Friday, 8 January 2010

Amandla Ngawethu

One of the reasons I joined the Young Liberals as a teenager in the mid-1970s, was the party's stance on South Africa and the condemnation of that stain upon humanity, apartheid, ironically pronounced "apart-hate" in Afrikaans.
I remember the charismatic leader of the Stop the Seventy Tour Campaign, a young man, a Young Liberal, called Peter Hain.

One of the things I learnt about was the African National Congress, its struggle for survival and its resistance to the whites-only regime.
I learnt to admire people like Nelson Mandela, Oliver Tambo, Govan Mbeki, Walter Sisulu, Mac Maharaj, Joe Slovo, Ruth First, Bram Fischer, Steve Biko, Trevor Huddleston, Miriam Makeba, Alan Paton, and of course Hector Pieterson whose dying body being carried by a fellow student became the iconic figure of the Soweto Uprising.

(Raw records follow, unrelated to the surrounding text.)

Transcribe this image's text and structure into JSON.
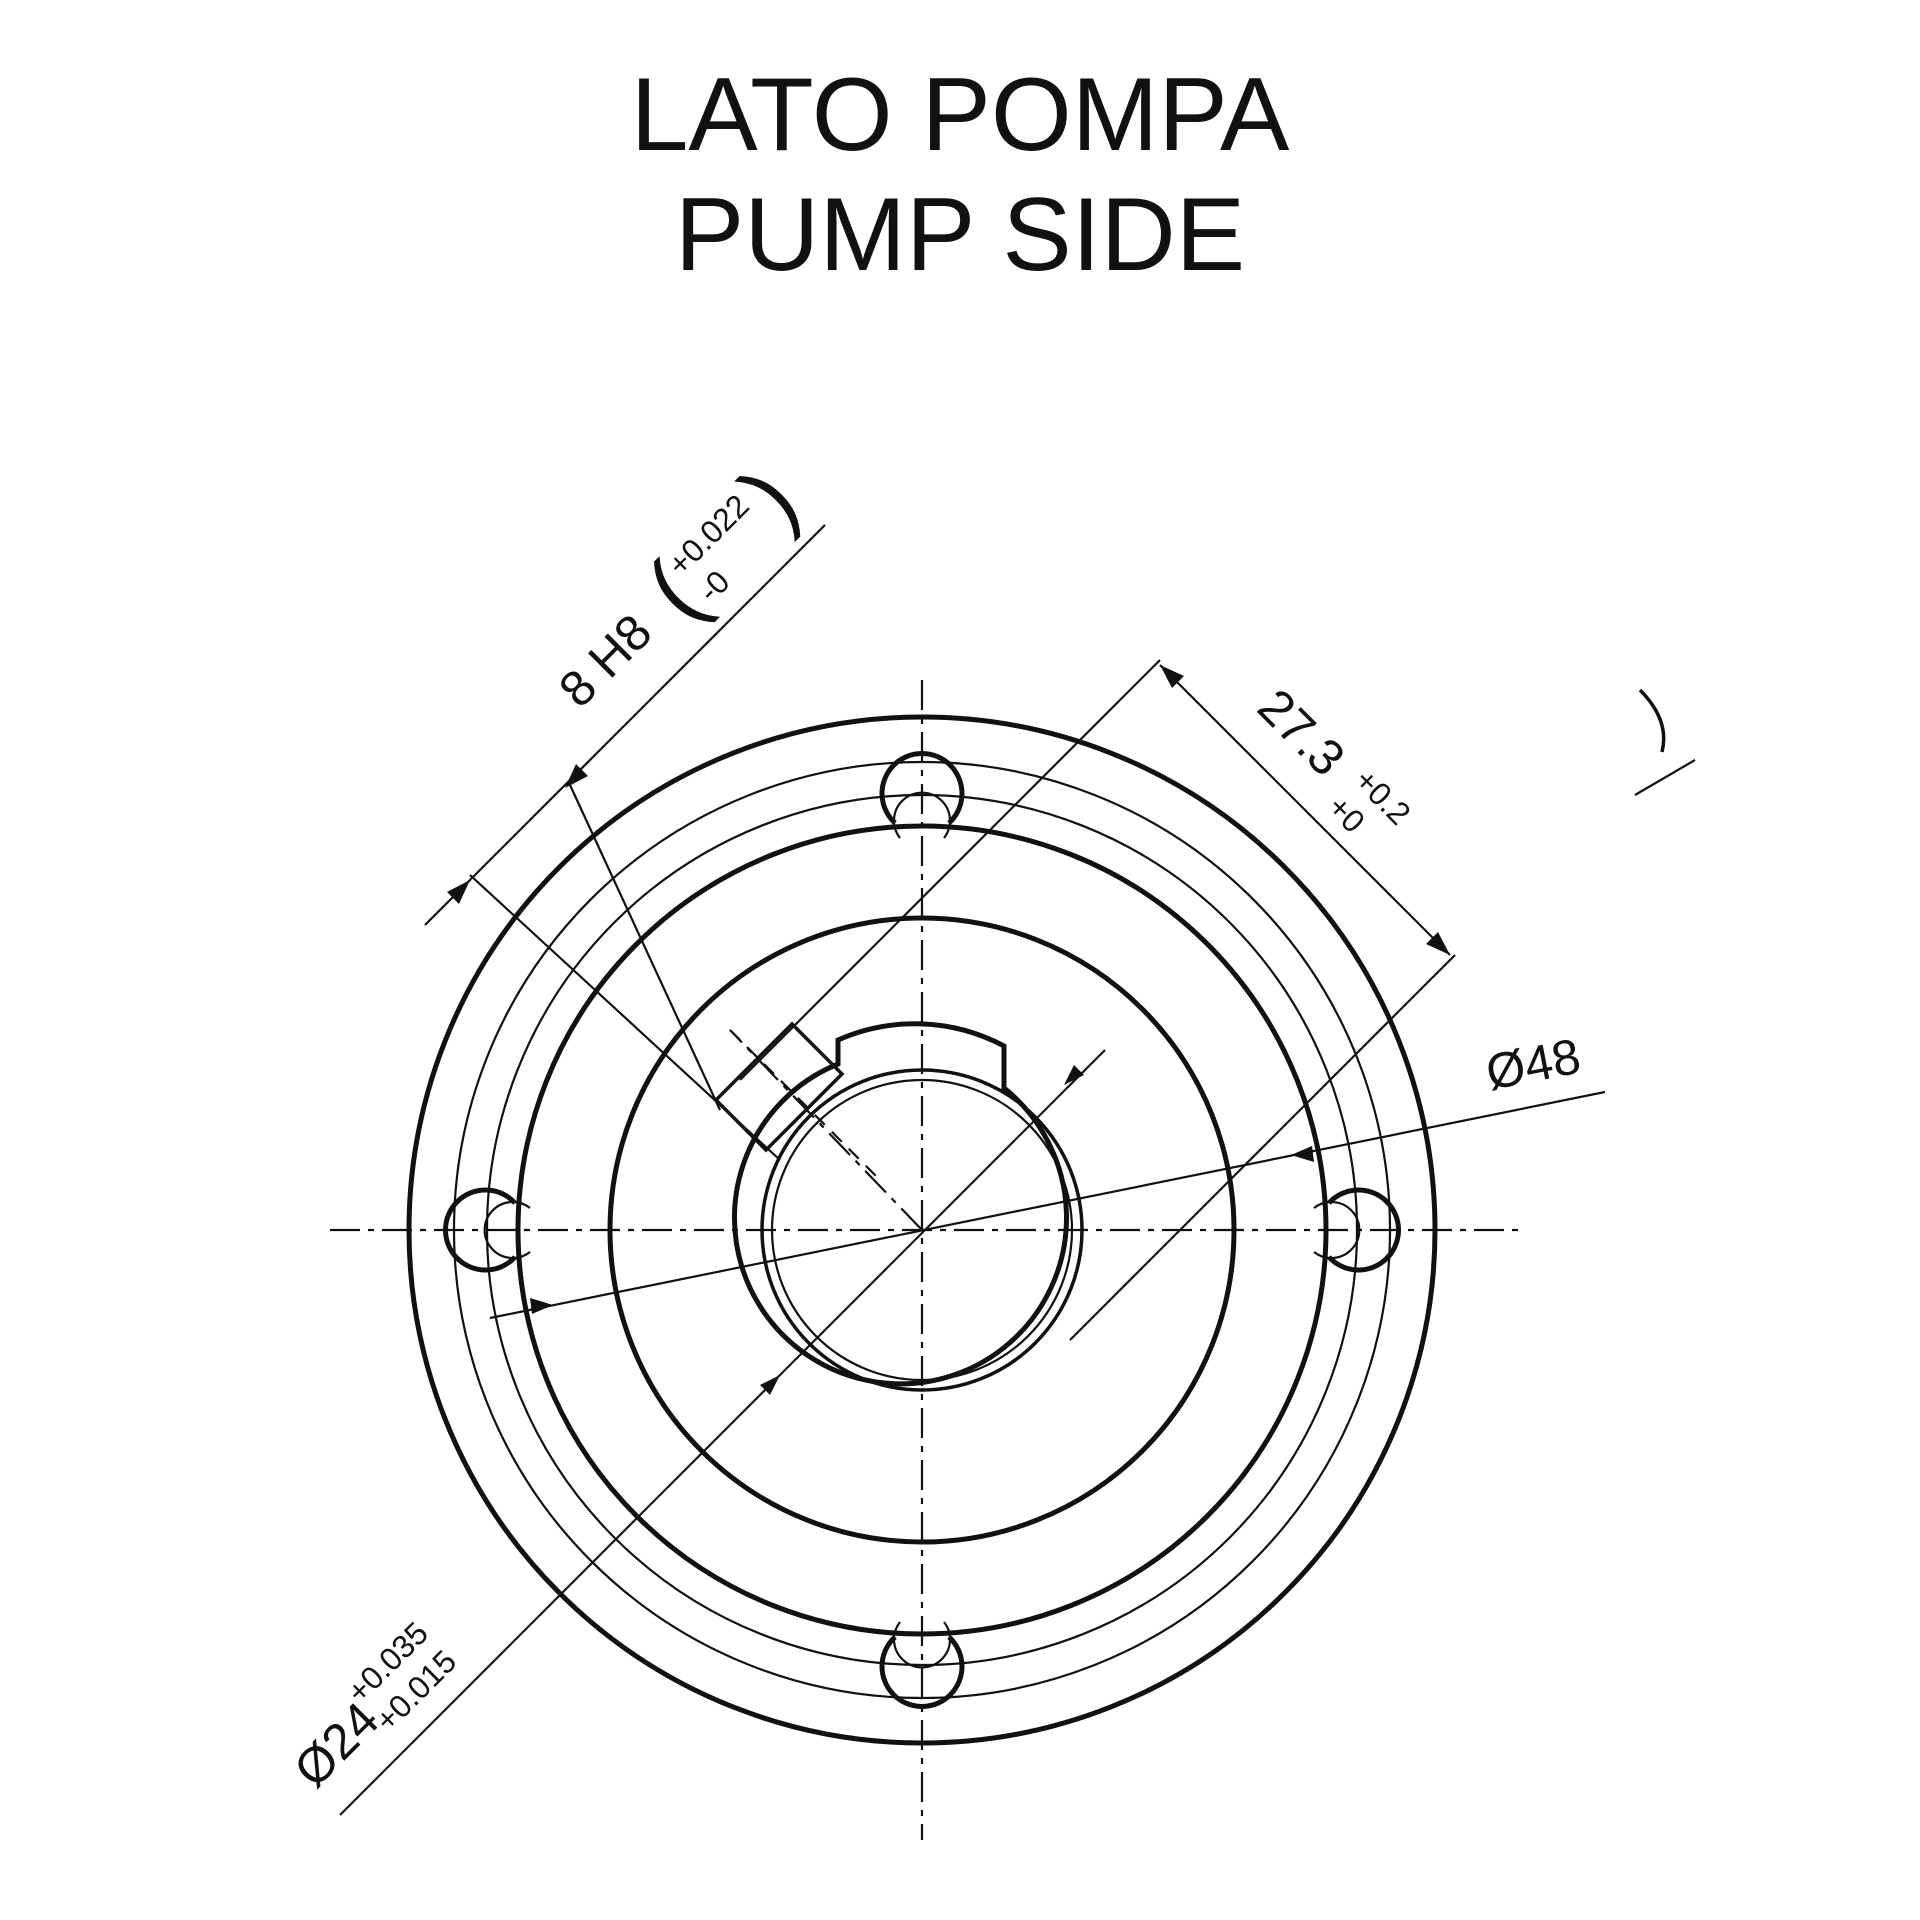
{
  "title": {
    "line1": "LATO POMPA",
    "line2": "PUMP SIDE"
  },
  "dimensions": {
    "keyway_width": {
      "nominal": "8 H8",
      "bracket_open": "(",
      "bracket_close": ")",
      "upper_tol": "+0.022",
      "lower_tol": "-0"
    },
    "key_height": {
      "nominal": "27.3",
      "upper_tol": "+0.2",
      "lower_tol": "+0"
    },
    "outer_diameter": {
      "label": "Ø48"
    },
    "bore_diameter": {
      "nominal": "Ø24",
      "upper_tol": "+0.035",
      "lower_tol": "+0.015"
    }
  },
  "colors": {
    "ink": "#111111",
    "background": "#ffffff"
  }
}
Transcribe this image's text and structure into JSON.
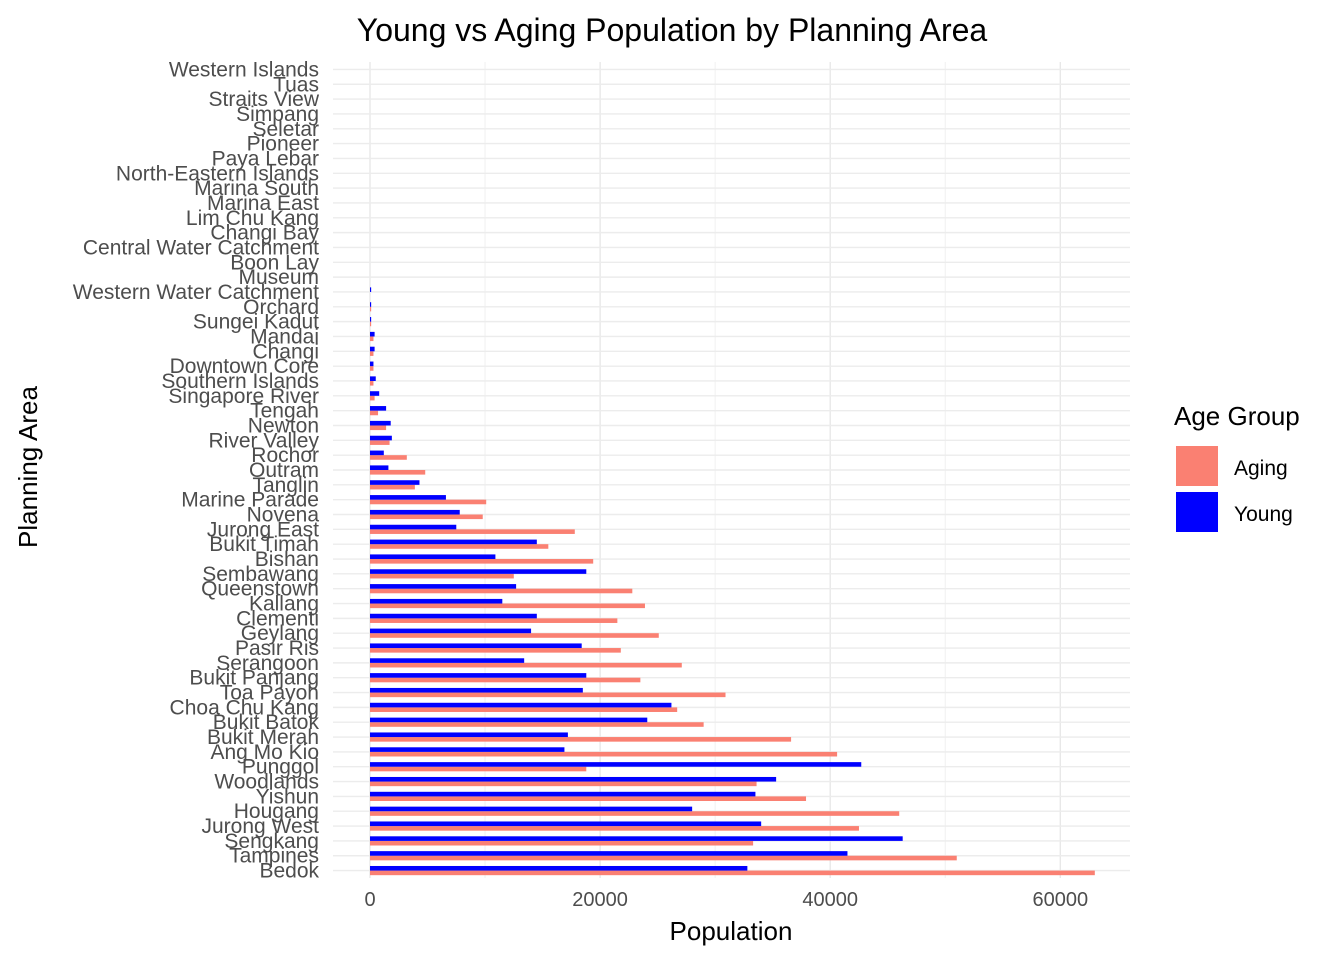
{
  "chart_data": {
    "type": "bar",
    "orientation": "horizontal",
    "title": "Young vs Aging Population by Planning Area",
    "xlabel": "Population",
    "ylabel": "Planning Area",
    "xlim": [
      -3000,
      66000
    ],
    "xticks": [
      0,
      20000,
      40000,
      60000
    ],
    "xtick_labels": [
      "0",
      "20000",
      "40000",
      "60000"
    ],
    "grid": true,
    "legend": {
      "title": "Age Group",
      "position": "right",
      "entries": [
        {
          "name": "Aging",
          "color": "#FA8072"
        },
        {
          "name": "Young",
          "color": "#0000FF"
        }
      ]
    },
    "categories": [
      "Bedok",
      "Tampines",
      "Sengkang",
      "Jurong West",
      "Hougang",
      "Yishun",
      "Woodlands",
      "Punggol",
      "Ang Mo Kio",
      "Bukit Merah",
      "Bukit Batok",
      "Choa Chu Kang",
      "Toa Payoh",
      "Bukit Panjang",
      "Serangoon",
      "Pasir Ris",
      "Geylang",
      "Clementi",
      "Kallang",
      "Queenstown",
      "Sembawang",
      "Bishan",
      "Bukit Timah",
      "Jurong East",
      "Novena",
      "Marine Parade",
      "Tanglin",
      "Outram",
      "Rochor",
      "River Valley",
      "Newton",
      "Tengah",
      "Singapore River",
      "Southern Islands",
      "Downtown Core",
      "Changi",
      "Mandai",
      "Sungei Kadut",
      "Orchard",
      "Western Water Catchment",
      "Museum",
      "Boon Lay",
      "Central Water Catchment",
      "Changi Bay",
      "Lim Chu Kang",
      "Marina East",
      "Marina South",
      "North-Eastern Islands",
      "Paya Lebar",
      "Pioneer",
      "Seletar",
      "Simpang",
      "Straits View",
      "Tuas",
      "Western Islands"
    ],
    "series": [
      {
        "name": "Aging",
        "color": "#FA8072",
        "values": [
          63000,
          51000,
          33300,
          42500,
          46000,
          37900,
          33600,
          18800,
          40600,
          36600,
          29000,
          26700,
          30900,
          23500,
          27100,
          21800,
          25100,
          21500,
          23900,
          22800,
          12500,
          19400,
          15500,
          17800,
          9800,
          10100,
          3900,
          4800,
          3200,
          1700,
          1400,
          700,
          400,
          300,
          300,
          300,
          300,
          100,
          100,
          0,
          0,
          0,
          0,
          0,
          0,
          0,
          0,
          0,
          0,
          0,
          0,
          0,
          0,
          0,
          0
        ]
      },
      {
        "name": "Young",
        "color": "#0000FF",
        "values": [
          32800,
          41500,
          46300,
          34000,
          28000,
          33500,
          35300,
          42700,
          16900,
          17200,
          24100,
          26200,
          18500,
          18800,
          13400,
          18400,
          14000,
          14500,
          11500,
          12700,
          18800,
          10900,
          14500,
          7500,
          7800,
          6600,
          4300,
          1600,
          1200,
          1900,
          1800,
          1400,
          800,
          500,
          300,
          400,
          400,
          100,
          100,
          100,
          0,
          0,
          0,
          0,
          0,
          0,
          0,
          0,
          0,
          0,
          0,
          0,
          0,
          0,
          0
        ]
      }
    ]
  }
}
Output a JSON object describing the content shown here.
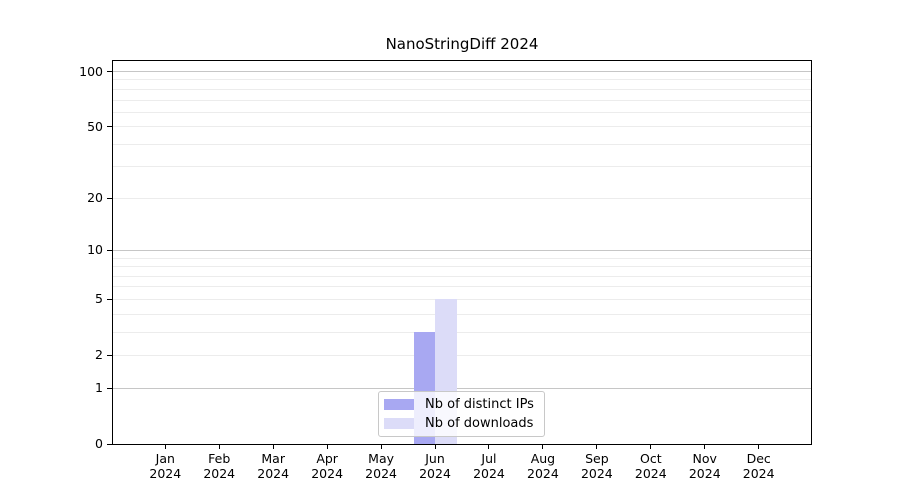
{
  "title": "NanoStringDiff 2024",
  "colors": {
    "distinct_ips_bar": "#a8a8f2",
    "downloads_bar": "#dcdcf8",
    "axis": "#000000",
    "major_grid": "#c6c6c6",
    "minor_grid": "#ececec",
    "legend_border": "#c8c8c8"
  },
  "legend": {
    "items": [
      {
        "label": "Nb of distinct IPs",
        "color": "#a8a8f2"
      },
      {
        "label": "Nb of downloads",
        "color": "#dcdcf8"
      }
    ]
  },
  "chart_data": {
    "type": "bar",
    "title": "NanoStringDiff 2024",
    "categories": [
      "Jan 2024",
      "Feb 2024",
      "Mar 2024",
      "Apr 2024",
      "May 2024",
      "Jun 2024",
      "Jul 2024",
      "Aug 2024",
      "Sep 2024",
      "Oct 2024",
      "Nov 2024",
      "Dec 2024"
    ],
    "series": [
      {
        "name": "Nb of distinct IPs",
        "color": "#a8a8f2",
        "values": [
          0,
          0,
          0,
          0,
          0,
          3,
          0,
          0,
          0,
          0,
          0,
          0
        ]
      },
      {
        "name": "Nb of downloads",
        "color": "#dcdcf8",
        "values": [
          0,
          0,
          0,
          0,
          0,
          5,
          0,
          0,
          0,
          0,
          0,
          0
        ]
      }
    ],
    "xlabel": "",
    "ylabel": "",
    "yscale": "log1p",
    "ylim": [
      0,
      114
    ],
    "yticks": [
      0,
      1,
      2,
      5,
      10,
      20,
      50,
      100
    ],
    "major_gridlines": [
      1,
      10,
      100
    ],
    "minor_gridlines": [
      2,
      3,
      4,
      5,
      6,
      7,
      8,
      9,
      20,
      30,
      40,
      50,
      60,
      70,
      80,
      90
    ],
    "grid": "horizontal",
    "legend_position": "lower center"
  }
}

Today in 1912, the ANC was founded with a vision of a non-racial South Africa, a vision that took more than eighty years to realise.

One of the reasons the apartheid regime took so long to fall was the succour it received from parties abroad.
One of those was the Conservative Party of Mrs Thatcher, or more correctly the Federation of Conservative Students who used to sport "Hang Mandela" badges.

What a bunch of neanderthal idiots.
Actually I apologise for that last remark. It's an insult to Neanderthals.

So Happy Birthday ANC, and Mayibuye-i Afrika.